Showing me where to lie – on the “deckpad” – Dean then instructs me to keep my arms close to my body and go for it.
It’s surprisingly intuitive and I speed along doing the front crawl towards a wooded island, flanked by Dean… until I lose power. “Try the butterfly,” suggests Dean, so I give it a bash and find I’m not too bad at it.
The best thing to do is to change between strokes, and, if you want to power on, kneel on your knees. This is a more precarious position but it gives you more of an “attack” at the water.
Another thing you can do to boost power and propulsion is to use plastic hand paddles.
I try these and almost double my speed, but because they add weight, I soon lose impetus – heck, this is tough!
Balance and paddle technique are different from SUP but the fun factor is there and prone boarding can be a great cross-training tool, and can keep you on the water during certain types of injuries.
It’s tempting to crane your neck up to see where you’re going, but as you get used to the motion, you realise you don’t need to. Because I’m new to this, I find myself performing a few press-ups and yoga-style stretches (on the board) to ease things out.
The best thing about prone boarding is that you need zero experience. A complete novice can get on and do it, whereas you need some tuition to kayak or SUP.
Dean took up prone boarding in November after meeting his “prone guru” Holly Henderson at the Great Glen paddle in September where she was tackling a 96km course over two days. She’s been helpful with kit and tips on technique.
Dean is currently in training for a self-supported 310km expedition with kayaking pal Patrick Winterton.
“We’ll take our kit on packrafts – including fold-up bikes and camping kit– through the sea on to land and pick up food en-route.
“Ultimately, 250km will be cycling and the rest will be mainly prone boarding, with a little bit of sea swimming thrown in.”
Dean rises at the horrific hour of 4.15am to do physio exercises before heading to the swimming pool in Blairgowrie at 7am.
He trains there for two hours, covering around 4km in different strokes, before heading to Clunie Loch.

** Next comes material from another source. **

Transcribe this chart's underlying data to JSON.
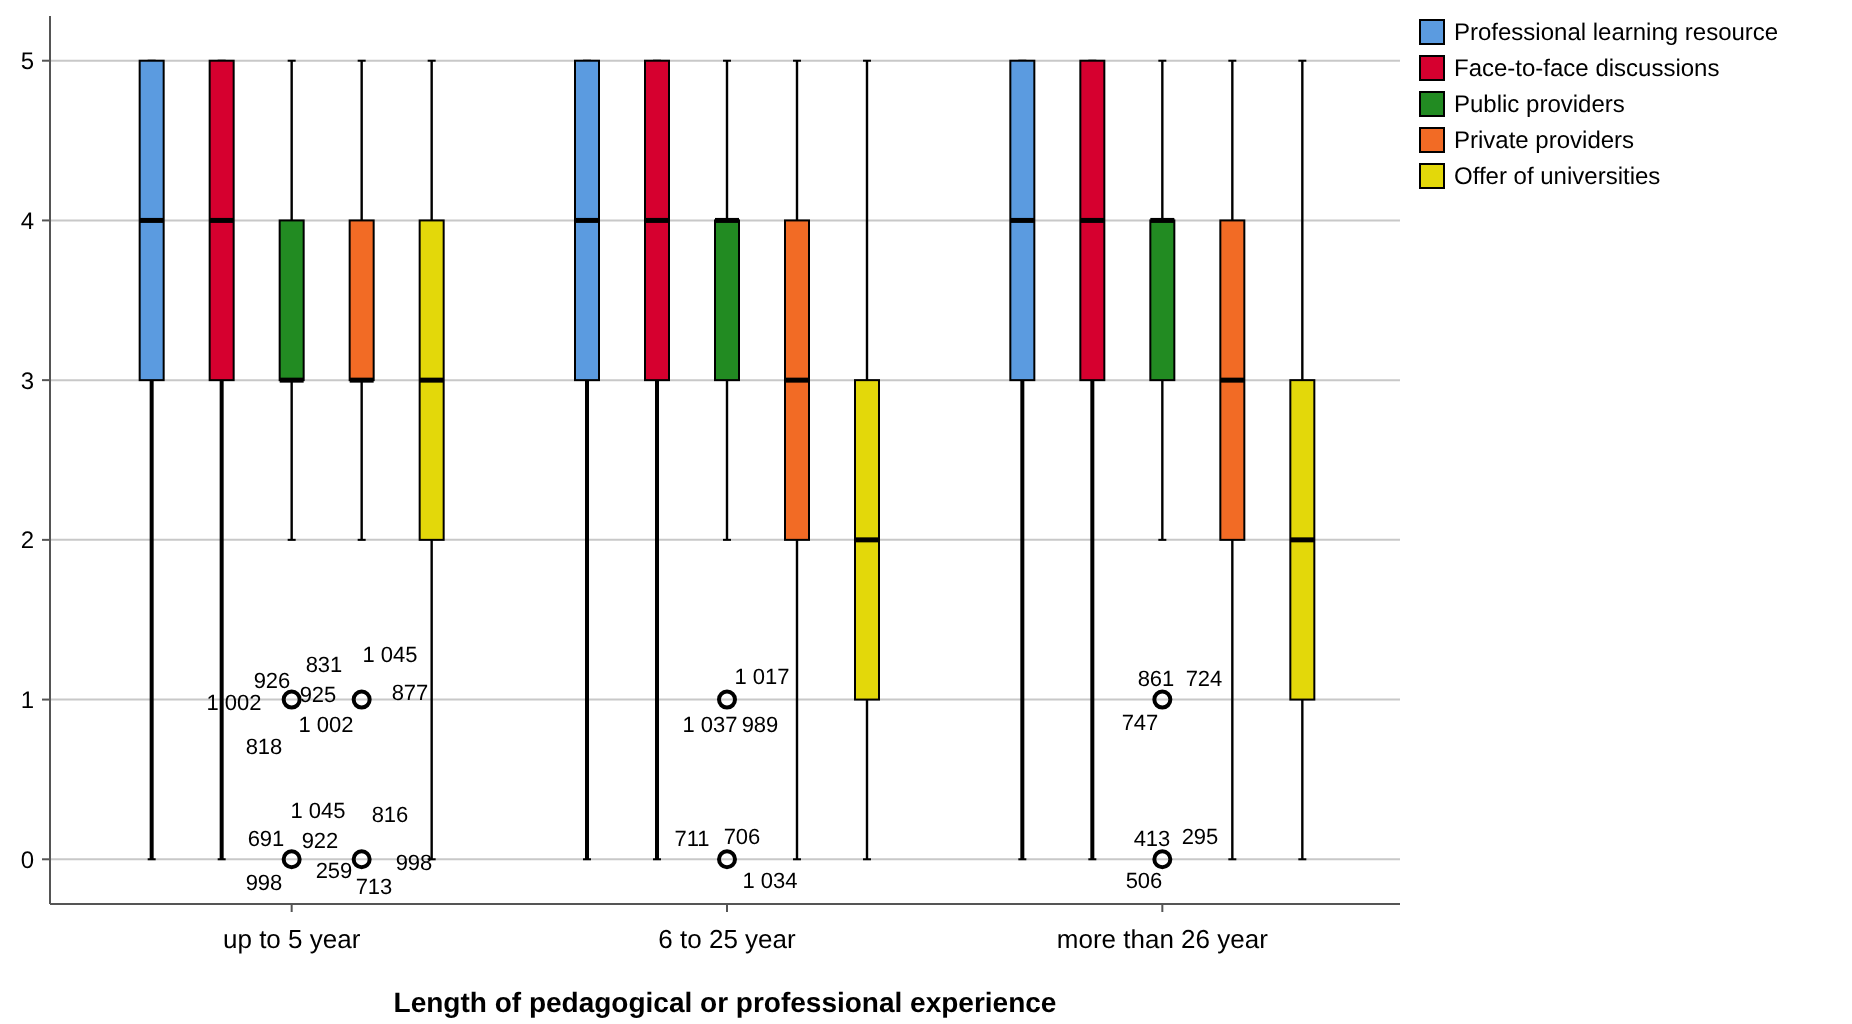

“I swim around 5 or 6km doing 50 strokes front crawl, 50 butterfly, 50 with hand paddles, and then double this to 100 each stroke,” he says.
“I play around; I’m still finding my feet. Doing 8km is hard for me – much harder than SUP. But I’ll need to get up to around 20km towing a raft by September.”
In 2017, Dean paddleboarded from North Uist to the remote island of St Kilda – a gruelling distance of 70km through North Atlantic swells.
It was a feat that had never been attempted before on a SUP, never mind by a blind paddleboarder.
While he is registered blind, Dean still has some sight and relies on peripheral vision because his central vision has gone. “Some days are better than others but my sight is deteriorating,” he says.
“I have blurred and blind spots, flashing lights and debris floating around in my eyes constantly.”
Dean’s love of extreme sports was born in 1998 after doing a charity tandem skydive to raise money for a blind school.
It was the first adrenaline sport he had tried and he was instantly hooked.
He set up Extreme Dreams in 2002, a website that charted his adventures and name-checked the companies that supported him.
Over the decades, he has conquered more than 100 different activities including canyoning, bungee jumping, wing walking, zorbing, sandboarding and an adventure race.
Rhona, a GP, has partnered Dean on many of his activities, whether helping him on safety boats, transporting him to places, or being on his team.
They do a lot of training at Clunie Loch. “The water is usually calm so it’s relatively safe,” says Dean.
“There may be the odd pike swimming around, but in 15 years of playing
around here, I haven’t seen any monsters.”
Prone boarding is relatively unknown in the UK, but it’s huge in Australia, with races and competitions on the waves.
To do the sport, you need a proper prone board – paddleboards are too wide. You can reach speeds of around 5 to 6km an hour on a prone board, or faster if you’re in competitive mode.